Considering when and where our schools are improved Considering when and where our schools are improved
Chesterfield County was the place to send your kids to school in the 1990s. However, it’s become painfully clear that all parts of the... Considering when and where our schools are improved

Chesterfield County was the place to send your kids to school in the 1990s.

However, it’s become painfully clear that all parts of the county are not created equal. Although Chesterfield County has an overall budget for schools, how it’s divided is based largely on new residential development.

When new builders come into an area, they’re required to make contributions to the improvement of local schools and roads to accommodate new residents.

Chester Village has been pretty well established and developed for a couple decades now, and without new development, we aren’t seeing an influx in school improvements.

Many residents in the Enon area can speak volumes about the level of disrepair Enon Elementary had to fall into before the school was finally torn down and rebuilt.

Matoaca Elementary is scheduled to be rebuilt in the coming years as well.

Chester Middle School was rebranded to make way for Thomas Dale High School’s overflow.

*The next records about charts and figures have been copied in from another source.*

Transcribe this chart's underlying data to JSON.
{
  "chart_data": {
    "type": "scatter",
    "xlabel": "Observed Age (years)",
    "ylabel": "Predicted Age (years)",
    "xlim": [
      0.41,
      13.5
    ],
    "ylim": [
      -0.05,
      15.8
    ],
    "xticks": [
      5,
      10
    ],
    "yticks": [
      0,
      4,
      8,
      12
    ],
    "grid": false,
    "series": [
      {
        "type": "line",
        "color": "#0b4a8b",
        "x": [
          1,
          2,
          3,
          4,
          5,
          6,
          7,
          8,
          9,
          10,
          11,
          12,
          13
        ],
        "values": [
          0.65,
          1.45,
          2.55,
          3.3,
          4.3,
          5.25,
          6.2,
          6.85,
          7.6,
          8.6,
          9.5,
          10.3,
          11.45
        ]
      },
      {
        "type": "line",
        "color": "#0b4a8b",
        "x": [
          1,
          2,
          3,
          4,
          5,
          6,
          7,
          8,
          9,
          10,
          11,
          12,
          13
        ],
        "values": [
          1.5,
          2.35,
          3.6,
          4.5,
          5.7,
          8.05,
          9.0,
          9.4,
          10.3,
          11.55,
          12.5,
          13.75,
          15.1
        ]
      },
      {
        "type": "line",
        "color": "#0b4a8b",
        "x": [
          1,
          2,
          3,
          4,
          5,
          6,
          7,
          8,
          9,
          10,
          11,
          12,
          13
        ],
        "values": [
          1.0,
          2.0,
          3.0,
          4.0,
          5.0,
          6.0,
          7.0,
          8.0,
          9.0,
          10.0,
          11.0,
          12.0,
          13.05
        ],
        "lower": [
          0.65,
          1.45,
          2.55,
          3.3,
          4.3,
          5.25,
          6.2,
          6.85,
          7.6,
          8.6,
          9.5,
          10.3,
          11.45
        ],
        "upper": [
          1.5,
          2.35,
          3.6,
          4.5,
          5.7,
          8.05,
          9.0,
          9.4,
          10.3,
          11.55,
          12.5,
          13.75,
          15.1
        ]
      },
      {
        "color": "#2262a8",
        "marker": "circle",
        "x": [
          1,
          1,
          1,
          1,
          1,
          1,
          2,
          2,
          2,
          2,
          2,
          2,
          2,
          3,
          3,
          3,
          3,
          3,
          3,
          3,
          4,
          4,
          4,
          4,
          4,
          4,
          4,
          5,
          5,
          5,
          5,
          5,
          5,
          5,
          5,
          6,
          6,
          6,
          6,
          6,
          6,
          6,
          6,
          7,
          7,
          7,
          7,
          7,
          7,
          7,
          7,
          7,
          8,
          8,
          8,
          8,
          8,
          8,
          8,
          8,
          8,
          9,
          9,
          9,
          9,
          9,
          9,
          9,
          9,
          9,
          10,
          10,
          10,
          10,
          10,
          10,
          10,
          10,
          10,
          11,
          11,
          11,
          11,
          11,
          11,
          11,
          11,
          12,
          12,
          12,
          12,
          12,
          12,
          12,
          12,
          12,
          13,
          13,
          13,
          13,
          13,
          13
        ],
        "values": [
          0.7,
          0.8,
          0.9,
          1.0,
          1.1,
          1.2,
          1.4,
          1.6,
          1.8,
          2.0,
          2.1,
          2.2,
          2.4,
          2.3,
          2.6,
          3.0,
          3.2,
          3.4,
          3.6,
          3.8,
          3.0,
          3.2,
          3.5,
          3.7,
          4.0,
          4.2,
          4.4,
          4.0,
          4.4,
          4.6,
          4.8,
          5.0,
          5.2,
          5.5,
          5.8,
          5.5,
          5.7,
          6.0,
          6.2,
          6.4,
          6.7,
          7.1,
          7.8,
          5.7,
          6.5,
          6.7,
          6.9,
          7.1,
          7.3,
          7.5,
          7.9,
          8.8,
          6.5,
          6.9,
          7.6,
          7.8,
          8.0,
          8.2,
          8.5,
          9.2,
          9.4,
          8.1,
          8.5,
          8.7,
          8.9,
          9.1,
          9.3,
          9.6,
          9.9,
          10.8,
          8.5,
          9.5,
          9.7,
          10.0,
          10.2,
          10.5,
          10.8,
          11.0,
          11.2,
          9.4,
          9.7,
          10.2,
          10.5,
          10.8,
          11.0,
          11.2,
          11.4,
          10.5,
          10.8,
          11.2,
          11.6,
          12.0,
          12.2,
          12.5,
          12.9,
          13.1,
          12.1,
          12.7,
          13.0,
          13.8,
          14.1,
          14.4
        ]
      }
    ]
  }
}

Carver High – now Carver College and Career Academy – has been rebranded several times as a second chance high school and vocational college.

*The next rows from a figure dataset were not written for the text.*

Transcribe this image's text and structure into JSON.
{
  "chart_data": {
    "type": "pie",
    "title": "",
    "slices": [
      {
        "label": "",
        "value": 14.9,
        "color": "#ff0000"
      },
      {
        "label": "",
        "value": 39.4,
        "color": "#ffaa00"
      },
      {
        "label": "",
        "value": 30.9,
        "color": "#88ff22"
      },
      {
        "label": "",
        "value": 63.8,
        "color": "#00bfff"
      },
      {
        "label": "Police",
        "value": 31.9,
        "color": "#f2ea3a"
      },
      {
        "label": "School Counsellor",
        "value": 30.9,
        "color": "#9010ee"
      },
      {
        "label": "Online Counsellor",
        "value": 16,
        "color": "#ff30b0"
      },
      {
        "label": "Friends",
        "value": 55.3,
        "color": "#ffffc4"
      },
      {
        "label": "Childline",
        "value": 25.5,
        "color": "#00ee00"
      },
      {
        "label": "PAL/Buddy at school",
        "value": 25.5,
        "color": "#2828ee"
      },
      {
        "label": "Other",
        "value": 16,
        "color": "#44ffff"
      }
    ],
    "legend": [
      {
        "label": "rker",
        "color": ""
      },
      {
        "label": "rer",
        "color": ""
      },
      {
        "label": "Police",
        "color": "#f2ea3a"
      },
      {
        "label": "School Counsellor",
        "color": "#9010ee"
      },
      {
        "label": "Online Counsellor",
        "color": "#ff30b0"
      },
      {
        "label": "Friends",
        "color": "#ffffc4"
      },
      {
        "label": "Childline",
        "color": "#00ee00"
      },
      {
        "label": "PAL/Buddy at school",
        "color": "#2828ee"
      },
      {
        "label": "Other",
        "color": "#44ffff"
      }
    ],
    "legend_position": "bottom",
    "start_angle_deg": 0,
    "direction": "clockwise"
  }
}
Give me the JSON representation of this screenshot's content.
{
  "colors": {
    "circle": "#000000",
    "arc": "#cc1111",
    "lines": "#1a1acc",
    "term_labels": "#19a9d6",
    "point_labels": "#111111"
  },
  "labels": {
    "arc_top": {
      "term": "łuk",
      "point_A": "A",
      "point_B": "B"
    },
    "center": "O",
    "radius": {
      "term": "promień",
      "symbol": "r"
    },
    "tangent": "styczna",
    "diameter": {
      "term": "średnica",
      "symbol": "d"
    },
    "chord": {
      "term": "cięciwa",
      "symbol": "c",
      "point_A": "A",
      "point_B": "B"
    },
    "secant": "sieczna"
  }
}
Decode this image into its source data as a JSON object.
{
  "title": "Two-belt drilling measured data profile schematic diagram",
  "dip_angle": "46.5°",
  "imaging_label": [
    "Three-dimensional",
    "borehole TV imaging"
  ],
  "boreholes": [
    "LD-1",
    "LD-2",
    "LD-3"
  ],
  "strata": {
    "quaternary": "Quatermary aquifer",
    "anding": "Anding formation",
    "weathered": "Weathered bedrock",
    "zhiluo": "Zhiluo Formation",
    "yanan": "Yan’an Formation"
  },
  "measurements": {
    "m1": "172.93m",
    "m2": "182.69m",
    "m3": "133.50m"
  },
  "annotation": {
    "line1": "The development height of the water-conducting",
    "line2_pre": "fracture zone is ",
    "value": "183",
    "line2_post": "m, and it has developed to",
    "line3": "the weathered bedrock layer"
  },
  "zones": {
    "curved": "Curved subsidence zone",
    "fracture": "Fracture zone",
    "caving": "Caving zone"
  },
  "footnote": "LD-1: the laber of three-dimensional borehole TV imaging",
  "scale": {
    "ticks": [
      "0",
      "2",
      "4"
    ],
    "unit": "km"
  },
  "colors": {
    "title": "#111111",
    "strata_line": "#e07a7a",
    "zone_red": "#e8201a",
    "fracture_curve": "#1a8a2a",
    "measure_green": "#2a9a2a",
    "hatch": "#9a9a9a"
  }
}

Looking around the area, we can see that the carcasses of our once proud schools stand abandoned or repurposed.

The questions remain: where do we choose to live, what district is best for our children, and how do we provide them with everything they need to succeed?

It’s no secret that transportation for students is not the smooth process it once was. It’s not a rarity to be short drivers for routes, have buses doubling back for multiple runs, or drop-off and pick-up being 30 minutes to an hour late without the transportation system really blinking an eye. So how do our students get to these schools all over the county?

Really the more information we gain, the more questions we raise. Should money coming into a county only be funneled into the area with new development?

Do we have to purchase a new house in a large new neighborhood to ensure our children are receiving the quality of education they need in elementary and middle school to prepare them for the qualification process at the high school of their choice?

Should the level of public education our children receive be subject to the logistic worries of providing before- and after-care that can drop off and pick them up from a school not in our home district?

The best plan of action is to stay active and informed and advocate for our children and their education as we all work together to make Chesterfield County the school system we remember.